The computational power of the algorithm, understood as the ratio of the number of operations to the total size of the input and output data, is also a constant.

Within the framework of the chosen version, the algorithm is completely determined.

Similarly to the monotone elimination, the two-sided elimination method is traditionally used for solving SLAEs with diagonally dominant coefficient matrices. For such systems, the algorithm is guaranteed to be stable. If several systems with the same coefficient matrix have to be solved, then the branches that calculate elimination coefficients may not to be repeated. In such cases, the variant with divisions replaced by reciprocal number calculations is preferable.


2 Software implementation of the algorithm

2.1 Implementation peculiarities of the serial algorithm

Depending on how the calculations are organized, one can use different modes of storing the coefficient matrix of a SLAE (as a single array with three rows or three distinct arrays) and different ways of storing the calculated elimination coefficients (in locations of the already used matrix entries or separately).

Let us give an example of a subroutine implementing the two-sided elimination method. Here, all the matrix entries are stored in a single array; moreover, the entries neighboring in a row are located closely to each other, and the calculated coefficients are stored in locations of the original matrix entries that are no longer needed.

      subroutine vprogm (a,x,N) ! N=2m-1
      real a(3,0:N), x(0:N)

      m=(N+1)/2

      a(2,0)=1./a(2,0)
      a(2,N)=1./a(2,N)

      a(3,0)=-a(3,0)*a(2,0) ! alpha 1
      a(1,N)=-a(1,N)*a(2,N) ! xi N

      x(0)=x(0)*a(2,0) ! beta 1
      x(N)=x(N)*a(2,N) ! eta N

      do 10 i=1,m-1

        a(2,i)=1./(a(2,i)+a(1,i)*a(2,i-1))
        a(2,N-i)=1./(a(2,N-i)+a(3,N-i)*a(2,N-i+1))

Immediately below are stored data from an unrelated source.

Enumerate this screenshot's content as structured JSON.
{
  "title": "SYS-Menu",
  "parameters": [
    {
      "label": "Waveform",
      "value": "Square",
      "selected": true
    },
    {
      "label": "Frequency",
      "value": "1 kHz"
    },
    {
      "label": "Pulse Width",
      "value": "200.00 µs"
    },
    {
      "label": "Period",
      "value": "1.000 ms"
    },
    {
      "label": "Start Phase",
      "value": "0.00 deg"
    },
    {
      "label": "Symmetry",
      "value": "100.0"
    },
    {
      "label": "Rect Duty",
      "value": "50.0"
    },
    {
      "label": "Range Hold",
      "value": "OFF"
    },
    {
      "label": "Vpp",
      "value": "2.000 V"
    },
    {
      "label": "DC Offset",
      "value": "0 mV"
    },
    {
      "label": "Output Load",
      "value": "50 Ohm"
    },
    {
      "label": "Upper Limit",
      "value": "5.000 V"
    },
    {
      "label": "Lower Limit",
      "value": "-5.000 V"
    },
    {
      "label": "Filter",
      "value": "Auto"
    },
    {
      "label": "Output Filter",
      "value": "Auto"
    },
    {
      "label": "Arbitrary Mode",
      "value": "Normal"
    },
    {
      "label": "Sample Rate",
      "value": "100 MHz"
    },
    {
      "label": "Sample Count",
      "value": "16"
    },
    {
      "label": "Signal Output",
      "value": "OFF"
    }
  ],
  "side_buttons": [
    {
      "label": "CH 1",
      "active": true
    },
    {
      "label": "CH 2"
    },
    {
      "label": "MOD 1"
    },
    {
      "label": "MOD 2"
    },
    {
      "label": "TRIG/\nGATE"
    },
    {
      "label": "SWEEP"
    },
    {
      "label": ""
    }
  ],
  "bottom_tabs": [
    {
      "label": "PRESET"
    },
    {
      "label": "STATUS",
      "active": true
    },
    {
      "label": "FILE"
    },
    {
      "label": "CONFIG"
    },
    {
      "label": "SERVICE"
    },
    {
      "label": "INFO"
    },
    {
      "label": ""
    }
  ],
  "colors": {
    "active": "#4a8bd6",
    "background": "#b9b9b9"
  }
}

        a(3,i) = -a(3,i)*a(2,i) ! alpha i+1
        a(1,N-i) = -a(1,N-i)*a(2,N-i) ! xi N-i

        x(i)=(x(i)-a(1,i)*x(i-1))*a(2,i) ! beta i+1
        x(N-i)=(x(N-i)-a(3,N-i)*x(N-i+1))* a(2,N-i) ! eta N-i

  10  continue

      a(1,0)=1./(1.-a(1,m)*a(3,m-1))
      bb=x(m-1)
      ee=x(m)
      x(m-1)=(bb+a(3,m-1)*ee))*a(1,0) ! y m-1
      x(m) = (ee+a(1,m)*bb)*a(1,0) ! y m

      do 20 i=m+1,N
        x(i)=a(1,i)*x(i-1)+x(i) ! y i
        x(N-i)=a(3,N-i)*x(N-i+1)+x(i) ! y N-i
  20  continue
      return
      end

2.2 Possible methods and considerations for parallel implementation of the algorithm

The two-sided elimination method was initially designed for the case where one only wants to know some component of the solution close to its "middle", while the other components are not needed (the so-called "partial solution"). With the advent of parallel computers, it was found that the method has a modest parallelization resource; namely, an acceleration is obtained if its upper and lower branches are distributed between two processors. However, the method is unfit for mass parallelism because its parallel form has a low width (four at the forward elimination path and two at the backward elimination path).

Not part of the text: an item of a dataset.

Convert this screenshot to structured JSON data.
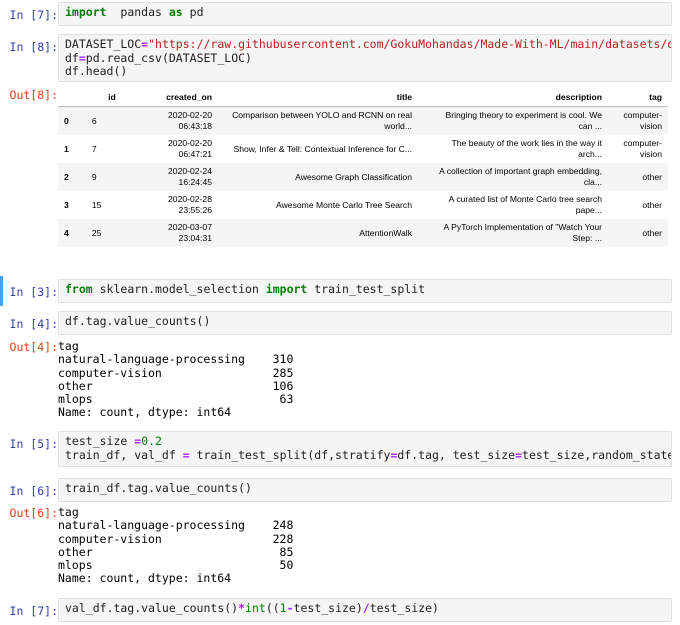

The two-sided elimination method is so simple that most of the users (researchers and application engineers) prefer to write their own program segments implementing this method (if they need it). Consequently, the method is ordinarily not included in program packages.

2.3 Run results

2.4 Conclusions for different classes of computer architecture

The two-sided elimination method is intended for the classical von Neumann architecture. In order to parallelize the process of solving a SLAE with a tridiagonal coefficient matrix, one should use some parallel substitute of this method, for instance, the most popular cyclic reduction or the new serial-parallel method. The latter yields to the former in terms of the critical path of the graph, but, instead, its graph has a more regular structure.

3 References

  1. V.V. Voevodin. Computational Foundations of Linear Algebra. Moscow, Nauka, 1977 (in Russian).
  2. V.V. Voevodin, Yu.A. Kuznetsov. Matrices and Computations. Moscow, Nauka, 1984 (in Russian).
  3. 3.0 3.1 A.A. Samarskii, E.S. Nikolaev. Numerical Methods for Grid Equations. Volume 1. Direct Methods. Birkhauser, 1989.